Answer: Chapter 16, Melba keeps getting calls from him. He tells her things to avoid and is giving her vital information about the whereabouts of those who want to hurt her, and she is deciding whether she trusts him or not. She celebrates Easter, and I found it quite funny that we both gave up Soda for Lent.

Explanation:

Answer:

Melba goes home and excitedly tells Grandma India how she tried “some of the things Gandhi talks about,” such as keeping calm in one’s own mind no matter what is going on outside. Conrad yells from the hallway that someone is on the phone for Melba. She hopes it is Vince so that she can tell him about her victory, but it is Link. Melba is furious with Link because she saw him laughing with the segregationists and talking about plans to attack her. He explains that they were planning on doing “something big” to her in the cafeteria. He was there among them to try to help her. He goes on to explain that his father takes him to meetings where segregationists devise methods to get the Little Rock Nine kicked out of school.

Coupled with Melba’s newly found strategies of nonviolence is a focus on understanding whom she can and cannot trust. Though she and Vince now have little in common, she still knows that he is a friend with whom she can share her difficulties and her victories. She does not know how to position Link, by contrast, who seems to be on the side of her tormenters. Even his family is involved in helping to get Melba and the others kicked out of Central. He seems to embody the white supremacy against which she is fighting.

Grandma India and Mother Lois still wonder about Link’s motives.

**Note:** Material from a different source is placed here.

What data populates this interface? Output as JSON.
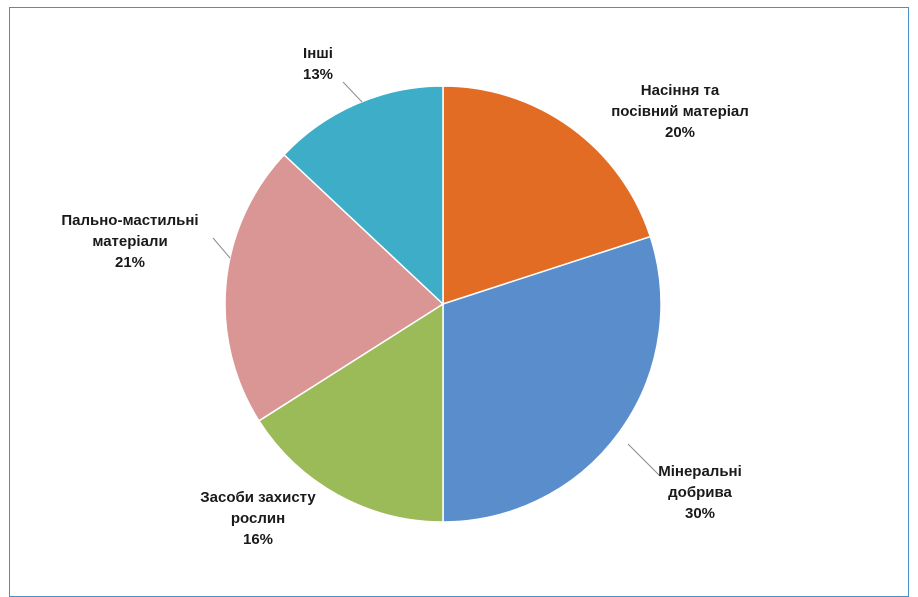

Melba’s grandmother suggests that he could be trying to lure her into a trap for the Klan. Melba decides that she will trust Link because no one else could help to protect her inside of Central. He warns her not to go to her locker in the afternoon and she listens to him. Later, she finds that someone broke into her locker and “shredded the contents.” Link also tells her that, in the beginning of April, the segregationists plan “to speed up their efforts” so that the remaining students in the Little Rock Nine cannot complete a full school year. Mother Lois and Grandma India still disapprove of Melba’s relationship with Link, but they accept that he is helping her in a way that they cannot.

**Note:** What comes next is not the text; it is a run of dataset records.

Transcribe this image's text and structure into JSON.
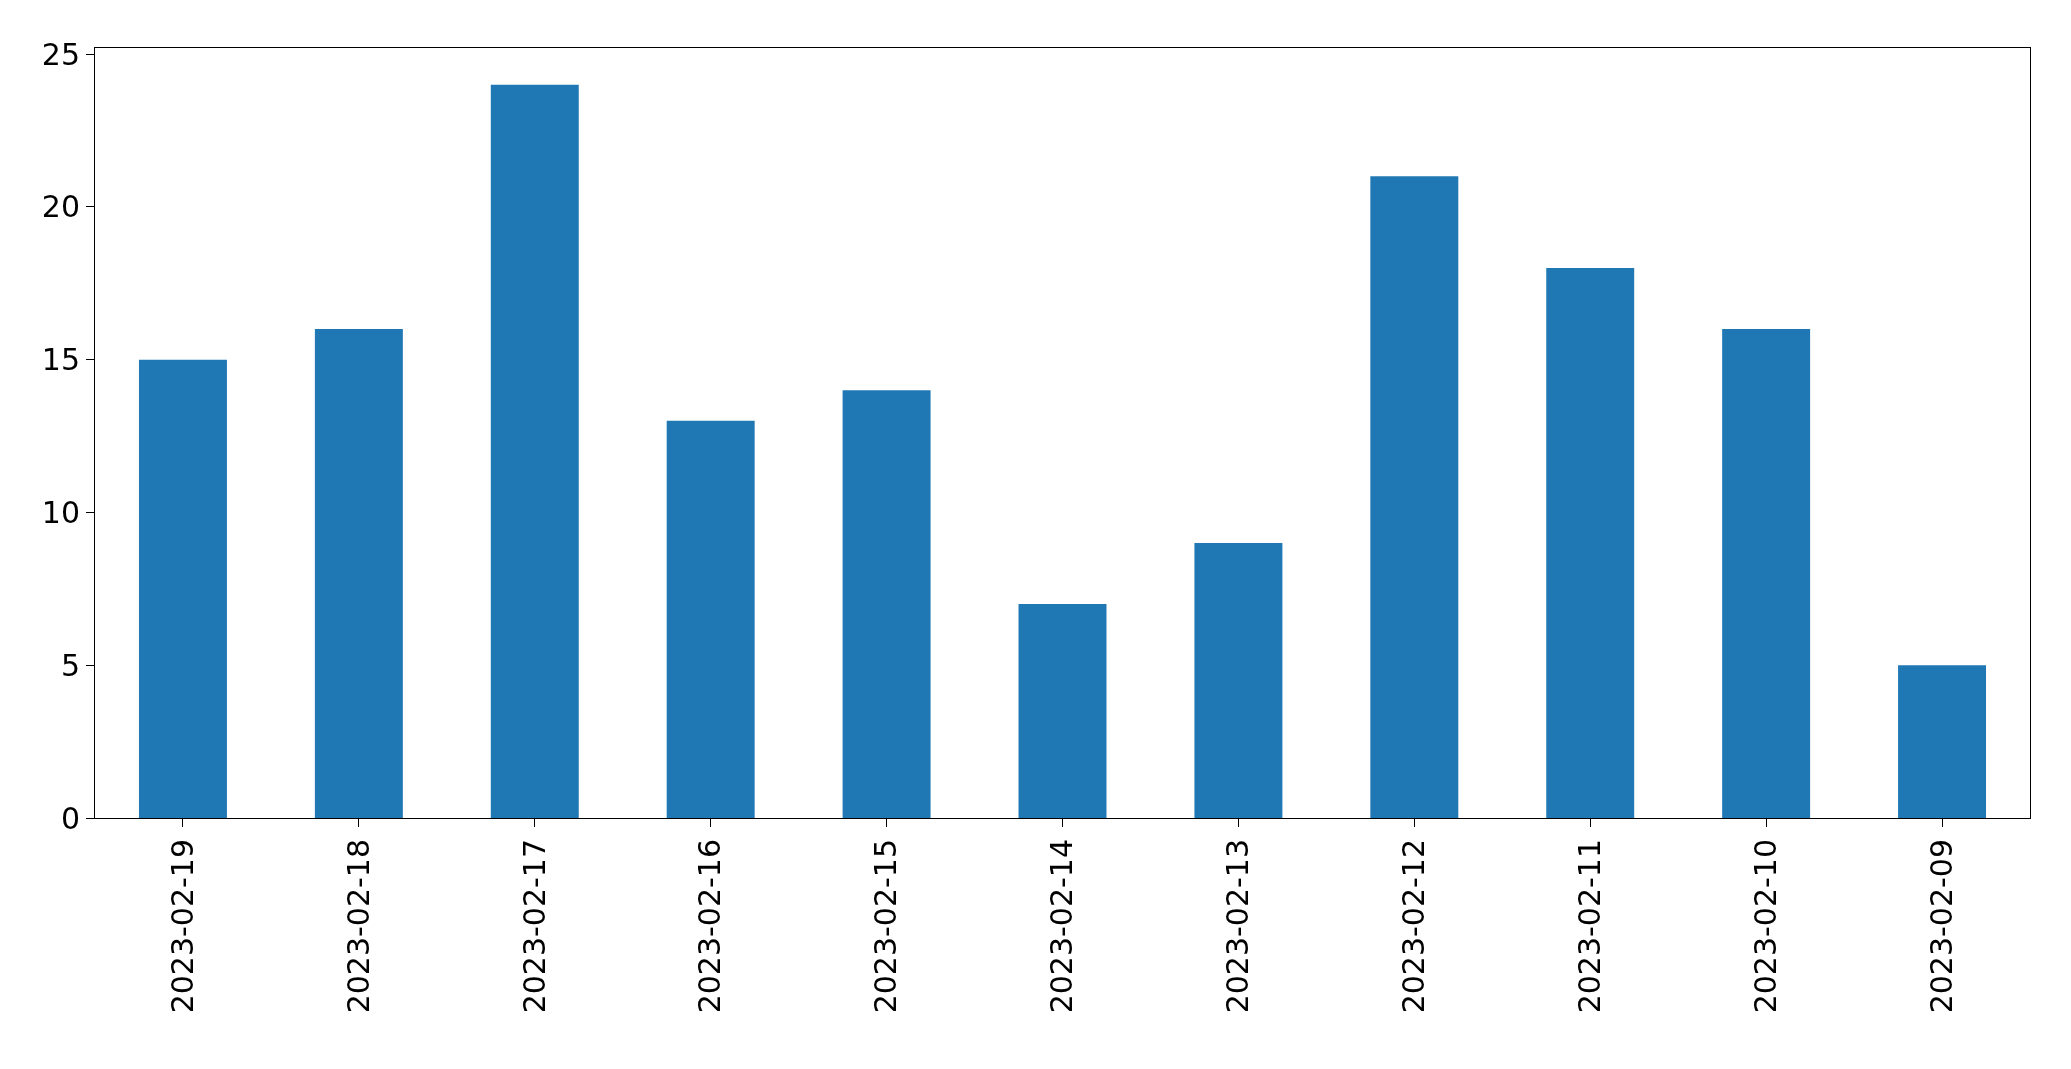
{
  "chart_data": {
    "type": "bar",
    "categories": [
      "2023-02-19",
      "2023-02-18",
      "2023-02-17",
      "2023-02-16",
      "2023-02-15",
      "2023-02-14",
      "2023-02-13",
      "2023-02-12",
      "2023-02-11",
      "2023-02-10",
      "2023-02-09"
    ],
    "values": [
      15,
      16,
      24,
      13,
      14,
      7,
      9,
      21,
      18,
      16,
      5
    ],
    "color": "#1f77b4",
    "ylim": [
      0,
      25.2
    ],
    "yticks": [
      0,
      5,
      10,
      15,
      20,
      25
    ],
    "legend": false
  }
}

Link’s position as a “double-agent” allows him to help Melba without compromising his social position in the community or at school. Melba allows him to help her because he is undoubtedly privy to information that no one else will share with her. With Danny no longer present, she cannot rely on a physical presence to protect her from violence; instead, she requires intelligence so that she can remain a step ahead of her attackers.